Rod Johnson called the idea that open source developers are evening volunteers a "years ago" notion, that citing JBoss, Interface21, Hibernate and Linux as examples:
"... [For Linux'] most code is generated by programmers punching the corporate time clock. About 1,000 developers contribute changes to Linux on a regular basis, Morton said. Of those 1,000 developers, about 100 are paid to work on Linux by their employers
Rod cites some Gartner stats that open source software sales will quintuple that of commercial license sales by 2011 to make the point that "unless there's a sustainable model behind open source for the long term, that's an awful lot of potential flaky software."  Sustainability to Rod means not relying on volunteerism. Rod throws a number of other criticicms at OpenLogic's model, but the largest of which stemming from the key difference between their business models that Interface21 both develops and supports Spring, whereas OpenLogic just supports it.
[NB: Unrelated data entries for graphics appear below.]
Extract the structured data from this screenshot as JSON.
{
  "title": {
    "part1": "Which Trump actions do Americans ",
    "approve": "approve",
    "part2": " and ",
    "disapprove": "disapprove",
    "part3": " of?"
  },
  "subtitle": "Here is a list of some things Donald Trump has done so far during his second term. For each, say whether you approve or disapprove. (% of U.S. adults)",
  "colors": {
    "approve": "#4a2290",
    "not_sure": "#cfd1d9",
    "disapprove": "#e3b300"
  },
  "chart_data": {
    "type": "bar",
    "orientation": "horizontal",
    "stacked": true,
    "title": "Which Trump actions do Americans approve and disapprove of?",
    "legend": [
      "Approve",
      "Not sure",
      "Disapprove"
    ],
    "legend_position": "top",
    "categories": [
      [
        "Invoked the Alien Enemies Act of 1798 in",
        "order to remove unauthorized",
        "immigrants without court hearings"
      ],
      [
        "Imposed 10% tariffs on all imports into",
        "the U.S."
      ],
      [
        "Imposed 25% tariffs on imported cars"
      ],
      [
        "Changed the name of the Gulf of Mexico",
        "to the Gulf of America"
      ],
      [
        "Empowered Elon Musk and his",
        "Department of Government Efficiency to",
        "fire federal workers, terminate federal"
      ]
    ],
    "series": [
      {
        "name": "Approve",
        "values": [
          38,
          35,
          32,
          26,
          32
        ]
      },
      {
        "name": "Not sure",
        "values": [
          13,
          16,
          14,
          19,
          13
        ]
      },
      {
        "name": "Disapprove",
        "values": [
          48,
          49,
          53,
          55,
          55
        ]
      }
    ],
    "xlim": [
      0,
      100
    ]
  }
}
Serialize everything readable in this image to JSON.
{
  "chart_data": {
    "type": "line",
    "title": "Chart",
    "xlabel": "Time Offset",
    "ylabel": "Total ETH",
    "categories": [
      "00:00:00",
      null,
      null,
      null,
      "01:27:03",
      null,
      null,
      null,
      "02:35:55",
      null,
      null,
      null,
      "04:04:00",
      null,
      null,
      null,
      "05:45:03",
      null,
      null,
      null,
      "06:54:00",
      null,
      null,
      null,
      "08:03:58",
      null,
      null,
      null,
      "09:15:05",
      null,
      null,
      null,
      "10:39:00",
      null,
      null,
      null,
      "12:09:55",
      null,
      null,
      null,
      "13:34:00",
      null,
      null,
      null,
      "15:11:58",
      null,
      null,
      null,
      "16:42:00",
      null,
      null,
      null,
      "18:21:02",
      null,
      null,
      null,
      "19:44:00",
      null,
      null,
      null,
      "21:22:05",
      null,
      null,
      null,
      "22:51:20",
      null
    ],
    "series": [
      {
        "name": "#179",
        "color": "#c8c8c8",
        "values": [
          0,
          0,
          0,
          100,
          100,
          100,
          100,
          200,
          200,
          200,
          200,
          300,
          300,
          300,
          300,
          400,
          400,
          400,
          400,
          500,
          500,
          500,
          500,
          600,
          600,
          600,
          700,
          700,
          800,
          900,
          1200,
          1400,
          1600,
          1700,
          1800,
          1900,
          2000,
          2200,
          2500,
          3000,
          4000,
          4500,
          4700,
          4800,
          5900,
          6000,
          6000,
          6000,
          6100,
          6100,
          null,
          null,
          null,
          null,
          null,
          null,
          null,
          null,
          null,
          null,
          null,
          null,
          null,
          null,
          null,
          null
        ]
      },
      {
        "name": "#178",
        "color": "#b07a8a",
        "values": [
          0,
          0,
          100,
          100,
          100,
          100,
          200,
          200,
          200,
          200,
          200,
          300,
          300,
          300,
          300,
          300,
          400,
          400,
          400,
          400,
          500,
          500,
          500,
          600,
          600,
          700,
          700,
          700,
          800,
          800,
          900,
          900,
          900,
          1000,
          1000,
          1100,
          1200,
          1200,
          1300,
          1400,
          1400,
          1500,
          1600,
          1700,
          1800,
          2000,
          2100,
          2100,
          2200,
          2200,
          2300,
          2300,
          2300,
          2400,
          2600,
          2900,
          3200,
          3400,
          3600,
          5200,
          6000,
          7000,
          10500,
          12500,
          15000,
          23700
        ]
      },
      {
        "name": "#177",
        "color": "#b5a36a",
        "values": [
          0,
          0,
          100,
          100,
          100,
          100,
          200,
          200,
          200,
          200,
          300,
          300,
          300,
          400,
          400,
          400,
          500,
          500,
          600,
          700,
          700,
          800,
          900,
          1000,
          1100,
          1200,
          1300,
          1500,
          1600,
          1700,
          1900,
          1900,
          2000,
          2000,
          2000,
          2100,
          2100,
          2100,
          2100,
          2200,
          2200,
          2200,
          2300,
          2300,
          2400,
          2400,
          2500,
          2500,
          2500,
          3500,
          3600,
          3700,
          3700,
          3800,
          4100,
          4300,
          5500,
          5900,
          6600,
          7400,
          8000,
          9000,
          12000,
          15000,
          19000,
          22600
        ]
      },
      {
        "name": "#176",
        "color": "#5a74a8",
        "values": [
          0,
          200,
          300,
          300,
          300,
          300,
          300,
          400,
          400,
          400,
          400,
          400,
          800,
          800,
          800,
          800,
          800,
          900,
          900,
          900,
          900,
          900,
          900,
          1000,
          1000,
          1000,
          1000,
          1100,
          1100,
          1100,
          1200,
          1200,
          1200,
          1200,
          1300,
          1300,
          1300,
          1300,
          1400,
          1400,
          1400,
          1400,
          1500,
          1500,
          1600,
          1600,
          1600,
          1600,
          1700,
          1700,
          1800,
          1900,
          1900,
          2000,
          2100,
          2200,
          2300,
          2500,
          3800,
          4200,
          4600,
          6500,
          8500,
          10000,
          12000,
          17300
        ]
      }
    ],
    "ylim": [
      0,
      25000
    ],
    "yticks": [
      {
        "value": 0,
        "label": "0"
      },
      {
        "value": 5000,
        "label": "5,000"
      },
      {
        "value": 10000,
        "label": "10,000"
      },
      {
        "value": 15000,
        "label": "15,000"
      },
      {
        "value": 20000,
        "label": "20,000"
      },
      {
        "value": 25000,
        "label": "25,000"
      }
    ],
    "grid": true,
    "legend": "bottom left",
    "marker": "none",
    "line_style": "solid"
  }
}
According to Rod:
We're talking about a rapidly growing part of the software industry that is mission critical. And [OpenLogics] model does not give anyone the ability to make a living from developing great software... You can't divorce the process of maintaining software from the process of creating software...That's not the future of enterprise open source - unless open source has no future
For many of their customer incidents, OpenLogic claims that they get responses back from the developers (who signed up to troubleshoot and resolve customer problems) in 30-60 minutes; netting to $100-$200 per hour. Kim Weins from OpenLogic makes a comment that:
"... the model is already working. Open source developers have chosen to be members of the OpenLogic Expert Community. They have resolved issues and gotten paid. And customers have been happy with the results.
Stormy Peters also challenged the idea that open source requires sponsors:
it sounds like you don't think open source will be successful if it stays in the "free" space. I would challenge that - many successful open source software projects don't have large corporate sponsors - take some of the Apache projects for example!
Rod concludes the blog thread with the assertion that "enterprise open source requires the same quality of support as closed source products or it will not deliver real benefit to customers.

The number of companies doing the two models of professional open source in this debate are growing.  On the 'creator' side we have companies like Mulesource (Mule), LogicBlaze (ActiveMQ/ServiceMix, recently bought by IONA), Mergere (Maven), and of course JBoss.  On the pure certification/support side, enterprise demand for support is causing increasing VC investment in companies such as pioneers SourceLabs, SpikeSource, OpenLogic and others.